Loki turned around and knelt down next to a pack that was leaning against the tree.  She placed the package inside the pack, and Meshigumee remained silent.

“Well?” Loki asked, looking over her shoulder at Meshigumee.

“I want you to remember who stood up for you.”

“A little late, don’t you think?”

“I’m sorry for the delay, but it is difficult for me to get away.”

“I’m sure it is,” Loki said.  She stood up and slung the pack across her shoulders.  “I hold no ill will or spite in my heart for you or your sisters, nor do I hold any particular love.  It is what it is.”  She took several long steps towards Meshigumee, standing chest to chest with her.  Meshigumee wasn’t used to be looking down upon as Tekamthi was her only sister taller than she was.  “What is done is done, and what will come will come.  There is nothing any of us can do to stop that.”

“We’re gods,” Meshigumee said.

“But as with the mortals below us, we are bound to the whims and wills of Fate.”  Loki leaned down and whispered into Meshigumee’s ear.  “You know my place in things as well as I do, and I would encourage you to not anger Fate.  She is quite a fickle woman.”

“You would be an expert in such things,” Meshigumee said.

Loki’s laugh was loud and warm in Meshigumee’s ear.  “Yes, I believe I would.”  Loki stepped back, grinning.  “Take care, Meshigumee.  I don’t know when our paths will cross again, but I do hope that it will be soon.”

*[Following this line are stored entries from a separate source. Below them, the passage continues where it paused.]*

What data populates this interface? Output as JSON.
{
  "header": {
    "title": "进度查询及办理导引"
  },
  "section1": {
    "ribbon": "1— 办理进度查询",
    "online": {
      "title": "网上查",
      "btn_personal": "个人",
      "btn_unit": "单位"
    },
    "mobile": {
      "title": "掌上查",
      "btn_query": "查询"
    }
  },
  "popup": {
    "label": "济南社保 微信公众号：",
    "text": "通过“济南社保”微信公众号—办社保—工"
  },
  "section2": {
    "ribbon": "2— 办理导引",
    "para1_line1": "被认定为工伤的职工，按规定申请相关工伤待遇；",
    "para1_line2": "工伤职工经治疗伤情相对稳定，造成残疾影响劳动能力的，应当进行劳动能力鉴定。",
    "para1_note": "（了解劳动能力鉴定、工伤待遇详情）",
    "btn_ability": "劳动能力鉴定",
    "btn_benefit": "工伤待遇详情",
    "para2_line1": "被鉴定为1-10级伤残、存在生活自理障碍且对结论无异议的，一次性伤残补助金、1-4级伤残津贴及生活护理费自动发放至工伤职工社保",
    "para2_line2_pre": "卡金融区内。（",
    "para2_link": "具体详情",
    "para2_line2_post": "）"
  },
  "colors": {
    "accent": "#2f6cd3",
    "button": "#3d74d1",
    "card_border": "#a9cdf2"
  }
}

Loki walked around Meshigumee and into the shadows of the trees.  Sunjkothi stood up and walked after Loki, giving Meshigumee one last look with her blue eyes.  The two of them disappeared into the forest, leaving Meshigumee alone.  She raised her eyes and saw the scores of albino owls above her.  Loki’s eyes and ears…and messengers.

Meshigumee shook her head and held in a sigh.  Loki Goodfellow would come around, eventually.